If you are expecting snowfall or if you are planning to take a drive to catch a glimpse of the snow, here are some tips to keep in mind, courtesy of the MD of MasterDrive, Eugene Herbert:

  • Defensive driving will help you avoid a dangerous situation on our roads.
  • Check that your tyres are properly inflated.  
  • Ensure your anti-freeze is adequately topped up.
  • Gently test your brakes to judge how slippery the road is.
  • Do not use cruise control when driving on slippery surfaces.
  • Accelerate and decelerate slowly to maintain traction and avoid skidding.
  • Drive slowly and give yourself more time: it takes more time to accelerate, decelerate and stop.
  • Increase your following distance to eight to 10 seconds.
  • Avoid stopping where possible and rather start moving while still rolling as there is less resistance to stopping.
  • Accelerating up a hill can cause skidding. Rather gain speed before the hill and slow down when you reach the top.
  • Never stop halfway up the hill.
  • Switch your headlights to dim. Do not use fog lights as it makes it difficult for oncoming cars to see.
  • If you start to spin stop accelerating and let the car slow naturally. Do not brake as it will extend the skid. If you start spinning, steer in the direction of the spin until it is safe to straighten.
 • Avoid driving habits which are dangerous in normal conditions: distracted, fatigued and drunken driving.

Black ice

Many areas may experience sleet rather than full snowfall. This can create an even more dangerous situation on the roads, in the form of black ice. This is a thin layer of transparent ice on the road which forms when sleet or rain freezes as it hits the ground.
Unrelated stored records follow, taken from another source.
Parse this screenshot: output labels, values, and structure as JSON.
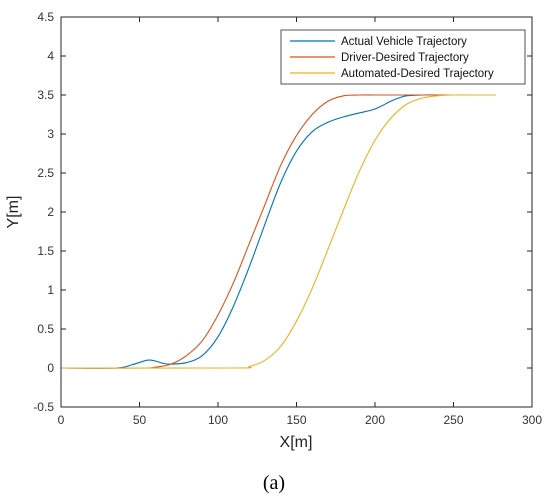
{
  "chart_data": {
    "type": "line",
    "xlabel": "X[m]",
    "ylabel": "Y[m]",
    "caption": "(a)",
    "xlim": [
      0,
      300
    ],
    "ylim": [
      -0.5,
      4.5
    ],
    "xticks": [
      "0",
      "50",
      "100",
      "150",
      "200",
      "250",
      "300"
    ],
    "yticks": [
      "-0.5",
      "0",
      "0.5",
      "1",
      "1.5",
      "2",
      "2.5",
      "3",
      "3.5",
      "4",
      "4.5"
    ],
    "grid": false,
    "legend_position": "top-right",
    "series": [
      {
        "name": "Actual Vehicle Trajectory",
        "color": "#0072BD",
        "x": [
          0,
          35,
          45,
          55,
          60,
          65,
          70,
          80,
          90,
          100,
          110,
          120,
          130,
          140,
          150,
          160,
          170,
          180,
          190,
          200,
          210,
          215,
          220,
          230,
          240,
          250,
          265
        ],
        "y": [
          0,
          0,
          0.04,
          0.1,
          0.09,
          0.06,
          0.05,
          0.07,
          0.16,
          0.4,
          0.8,
          1.3,
          1.85,
          2.38,
          2.78,
          3.03,
          3.15,
          3.22,
          3.27,
          3.32,
          3.42,
          3.46,
          3.49,
          3.5,
          3.5,
          3.5,
          3.5
        ]
      },
      {
        "name": "Driver-Desired Trajectory",
        "color": "#D95319",
        "x": [
          0,
          50,
          60,
          70,
          80,
          90,
          100,
          110,
          120,
          130,
          140,
          150,
          160,
          170,
          180,
          190,
          200,
          210,
          220,
          240,
          265
        ],
        "y": [
          0,
          0,
          0.01,
          0.05,
          0.16,
          0.35,
          0.68,
          1.1,
          1.6,
          2.1,
          2.6,
          2.98,
          3.25,
          3.42,
          3.49,
          3.5,
          3.5,
          3.5,
          3.5,
          3.5,
          3.5
        ]
      },
      {
        "name": "Automated-Desired Trajectory",
        "color": "#EDB120",
        "x": [
          0,
          110,
          120,
          130,
          140,
          150,
          160,
          170,
          180,
          190,
          200,
          210,
          220,
          230,
          240,
          250,
          260,
          270,
          277
        ],
        "y": [
          0,
          0,
          0.02,
          0.1,
          0.28,
          0.6,
          1.02,
          1.52,
          2.03,
          2.52,
          2.92,
          3.2,
          3.38,
          3.46,
          3.49,
          3.5,
          3.5,
          3.5,
          3.5
        ]
      }
    ]
  }
}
It is very difficult to see and you can be at its mercy once you hit it. If you find yourself on black ice:
  • Always be alert for black ice: it looks like glossy, slightly wet patches on the road.
  • Do not hit the brakes and focus on keeping the steering straight.
  • Lift your foot off the accelerator.
  • Be careful of not over-steering. 


Arrive Alive  shares the following advice:

If your rear wheels skid...

Take your foot off the accelerator.
Steer in the direction you want the front wheels to go. If your rear wheels are sliding left, steer left. If they're sliding right, steer right.
If your rear wheels start sliding the other way as you recover, ease the steering wheel toward that side. You might have to steer left and right a few times to get your vehicle completely under control.
If you have standard brakes, pump them gently.
If you have anti-lock brakes (ABS), do not pump the brakes. Apply steady pressure to the brakes. You will feel the brakes pulse - this is normal.

If your front wheels skid...

Take your foot off the gas and shift to neutral, but don't try to steer immediately.
As the wheels skid sideways, they will slow the vehicle and traction will return. As it does, steer in the direction you want to go. Then put the transmission in "drive" or release the clutch, and accelerate gently.

If you get stuck...

Do not spin your wheels. This will only dig you in deeper.
Turn your wheels from side to side a few times to push snow out of the way.
Use a light touch on the gas, to ease your car out.
Use a shovel to clear snow away from the wheels and the underside of the car.
Pour sand, kitty litter, gravel or salt in the path of the wheels, to help get traction.
Try rocking the vehicle. (Check your owner's manual first - it can damage the transmission on some vehicles.) Shift from forward to reverse, and back again. Each time you're in gear, give a light touch on the gas until the vehicle gets going.